The home screen shows the folders that you created earlier in the Media Server software. As well as your recently added movies, which you can launch directly from here. The top menu bar also includes playlists, channels (which can be added via the Media Server software) settings and even a search option.
Within each folder there are numerous ways to view your media library; by All, recently added, Unwatched, by collection, by rating, by year and many more.
Once we had clicked on a film we were presented with additional movie info as well as options to play the film, mark as watched and additional setting like audio and subtitles. The bottom of the screen displays other related films that are also in our library.

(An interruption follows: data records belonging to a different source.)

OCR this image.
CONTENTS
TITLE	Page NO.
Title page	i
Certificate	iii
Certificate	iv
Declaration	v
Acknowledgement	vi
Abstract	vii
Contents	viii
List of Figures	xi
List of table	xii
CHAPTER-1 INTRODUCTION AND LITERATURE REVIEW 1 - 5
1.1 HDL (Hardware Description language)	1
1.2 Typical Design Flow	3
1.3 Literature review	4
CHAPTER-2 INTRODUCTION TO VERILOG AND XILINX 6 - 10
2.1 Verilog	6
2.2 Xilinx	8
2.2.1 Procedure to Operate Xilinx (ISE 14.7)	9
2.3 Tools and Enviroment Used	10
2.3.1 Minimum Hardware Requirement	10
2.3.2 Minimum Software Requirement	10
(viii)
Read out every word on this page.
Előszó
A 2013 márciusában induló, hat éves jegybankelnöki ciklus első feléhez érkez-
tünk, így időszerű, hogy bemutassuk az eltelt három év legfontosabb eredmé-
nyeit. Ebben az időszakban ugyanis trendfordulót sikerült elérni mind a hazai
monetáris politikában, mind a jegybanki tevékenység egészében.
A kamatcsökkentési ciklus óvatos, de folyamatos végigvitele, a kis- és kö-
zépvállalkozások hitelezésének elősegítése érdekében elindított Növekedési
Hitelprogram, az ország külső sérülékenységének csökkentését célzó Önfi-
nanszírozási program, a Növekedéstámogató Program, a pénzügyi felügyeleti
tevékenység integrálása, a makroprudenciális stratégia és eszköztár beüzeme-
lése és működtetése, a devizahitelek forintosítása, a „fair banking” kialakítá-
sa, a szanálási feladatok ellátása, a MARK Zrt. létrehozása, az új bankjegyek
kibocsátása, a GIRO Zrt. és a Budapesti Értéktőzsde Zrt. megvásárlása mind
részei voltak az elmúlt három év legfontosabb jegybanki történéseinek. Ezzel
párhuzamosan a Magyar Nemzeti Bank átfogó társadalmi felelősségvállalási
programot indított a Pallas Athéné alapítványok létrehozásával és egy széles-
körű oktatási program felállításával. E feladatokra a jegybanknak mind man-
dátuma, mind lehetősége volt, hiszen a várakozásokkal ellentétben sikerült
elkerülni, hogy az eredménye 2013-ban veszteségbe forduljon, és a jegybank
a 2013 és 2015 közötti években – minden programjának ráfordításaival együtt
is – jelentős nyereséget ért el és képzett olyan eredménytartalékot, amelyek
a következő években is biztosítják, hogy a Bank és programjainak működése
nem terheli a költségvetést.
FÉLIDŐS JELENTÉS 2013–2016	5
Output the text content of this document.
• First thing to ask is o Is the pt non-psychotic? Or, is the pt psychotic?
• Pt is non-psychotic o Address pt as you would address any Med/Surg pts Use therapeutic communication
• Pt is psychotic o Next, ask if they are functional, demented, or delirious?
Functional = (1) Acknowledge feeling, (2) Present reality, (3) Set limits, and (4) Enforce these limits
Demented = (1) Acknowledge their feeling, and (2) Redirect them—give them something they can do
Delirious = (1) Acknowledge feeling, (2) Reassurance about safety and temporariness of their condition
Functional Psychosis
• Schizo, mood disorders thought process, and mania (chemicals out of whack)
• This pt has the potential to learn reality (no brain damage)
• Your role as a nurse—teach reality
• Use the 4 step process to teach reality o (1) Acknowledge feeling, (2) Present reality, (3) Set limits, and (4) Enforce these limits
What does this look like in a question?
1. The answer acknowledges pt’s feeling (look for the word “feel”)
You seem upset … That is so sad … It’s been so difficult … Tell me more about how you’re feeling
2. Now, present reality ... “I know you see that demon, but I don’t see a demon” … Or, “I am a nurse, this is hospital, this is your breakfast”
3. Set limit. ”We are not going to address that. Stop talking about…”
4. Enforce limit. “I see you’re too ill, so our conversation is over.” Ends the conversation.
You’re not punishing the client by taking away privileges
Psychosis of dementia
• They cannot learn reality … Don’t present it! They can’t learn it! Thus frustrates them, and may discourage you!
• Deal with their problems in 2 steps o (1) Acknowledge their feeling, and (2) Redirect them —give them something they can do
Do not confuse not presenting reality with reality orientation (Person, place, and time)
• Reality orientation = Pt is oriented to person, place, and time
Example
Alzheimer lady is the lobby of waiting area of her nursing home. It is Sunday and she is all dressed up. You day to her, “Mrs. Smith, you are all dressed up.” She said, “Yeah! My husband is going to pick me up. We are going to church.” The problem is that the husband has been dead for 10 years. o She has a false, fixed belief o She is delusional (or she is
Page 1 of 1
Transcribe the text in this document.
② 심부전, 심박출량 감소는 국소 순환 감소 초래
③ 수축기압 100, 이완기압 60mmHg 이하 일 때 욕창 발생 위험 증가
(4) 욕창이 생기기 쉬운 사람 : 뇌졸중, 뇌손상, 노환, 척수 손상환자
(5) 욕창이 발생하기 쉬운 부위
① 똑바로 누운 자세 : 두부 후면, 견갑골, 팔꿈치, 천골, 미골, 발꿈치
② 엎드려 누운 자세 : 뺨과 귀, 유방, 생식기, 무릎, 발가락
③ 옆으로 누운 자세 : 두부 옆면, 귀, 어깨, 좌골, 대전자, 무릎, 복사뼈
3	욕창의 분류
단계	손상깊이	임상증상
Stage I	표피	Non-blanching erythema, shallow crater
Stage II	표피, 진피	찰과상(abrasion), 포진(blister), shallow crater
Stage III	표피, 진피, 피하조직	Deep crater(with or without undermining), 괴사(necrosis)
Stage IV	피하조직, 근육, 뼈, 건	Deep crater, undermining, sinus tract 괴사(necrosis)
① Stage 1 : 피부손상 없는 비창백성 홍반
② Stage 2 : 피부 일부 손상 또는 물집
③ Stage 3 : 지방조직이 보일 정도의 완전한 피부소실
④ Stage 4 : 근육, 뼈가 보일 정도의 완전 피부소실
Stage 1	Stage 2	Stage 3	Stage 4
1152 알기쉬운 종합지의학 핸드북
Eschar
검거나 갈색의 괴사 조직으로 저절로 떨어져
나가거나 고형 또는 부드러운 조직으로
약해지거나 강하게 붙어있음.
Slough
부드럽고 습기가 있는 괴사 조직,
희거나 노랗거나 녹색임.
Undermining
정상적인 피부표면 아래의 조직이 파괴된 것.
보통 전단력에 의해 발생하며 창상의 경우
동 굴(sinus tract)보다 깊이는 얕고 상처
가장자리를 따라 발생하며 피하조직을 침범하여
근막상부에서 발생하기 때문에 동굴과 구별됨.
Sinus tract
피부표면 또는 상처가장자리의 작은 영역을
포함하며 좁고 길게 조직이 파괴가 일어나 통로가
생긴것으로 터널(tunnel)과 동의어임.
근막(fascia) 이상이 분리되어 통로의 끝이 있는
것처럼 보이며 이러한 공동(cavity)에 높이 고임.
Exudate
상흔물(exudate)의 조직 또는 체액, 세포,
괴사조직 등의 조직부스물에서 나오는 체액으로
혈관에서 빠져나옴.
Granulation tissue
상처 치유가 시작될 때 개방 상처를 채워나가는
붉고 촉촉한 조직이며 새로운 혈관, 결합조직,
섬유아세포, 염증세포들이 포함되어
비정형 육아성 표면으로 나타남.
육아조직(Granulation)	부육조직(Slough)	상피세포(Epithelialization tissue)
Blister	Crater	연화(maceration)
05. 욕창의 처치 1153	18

The user interface is very easy to use. It’s intuitive, slick and very quick. We found a lot of very useful options and settings, such as film trailers and related actors, to further customise our experience.
There is only one caveat; PLEX could not play all of our media on the Apple TV in its native file format. Files that are not supported need to be transcoded. This means that the PLEX Media Server software (located on our Synology NAS) has to convert the original files ‘on the fly’ to something that can be played back on the Apple TV. Luckly, our DVDs and blu-rays (which were saved as MP4 files) played just fine. However when we tried to play a Blu-Ray rip, which was saved as an uncompressed MKV file, PLEX attempted to play the film and then just returned to the movie info screen.
This may be a problem with that fact that our Synology NAS has a slow ARM processor, and cannot handle transcoding of full HD Blu-ray media. However, even when we set video quality to play at unlimited bit rate, and switched ‘allow direct streaming’ on, we still could not get these files to play.
There are a couple of other apps available on the Apple TV App Store that are able to play these files, however. LocalCast (also free) works with PLEX and when we downloaded it was indeed able to find and play the files PLEX would not. This was without any extra processing work from our NAS drive. Which means that it can be done.
There’s also another new app that’s just arrived on the Apple TV App Store (this time it’s not free). Infuse 4 is very like PLEX, with a similarly impressive user interface, and it’s claimed will play any file you throw at it, although we are yet to test this claim.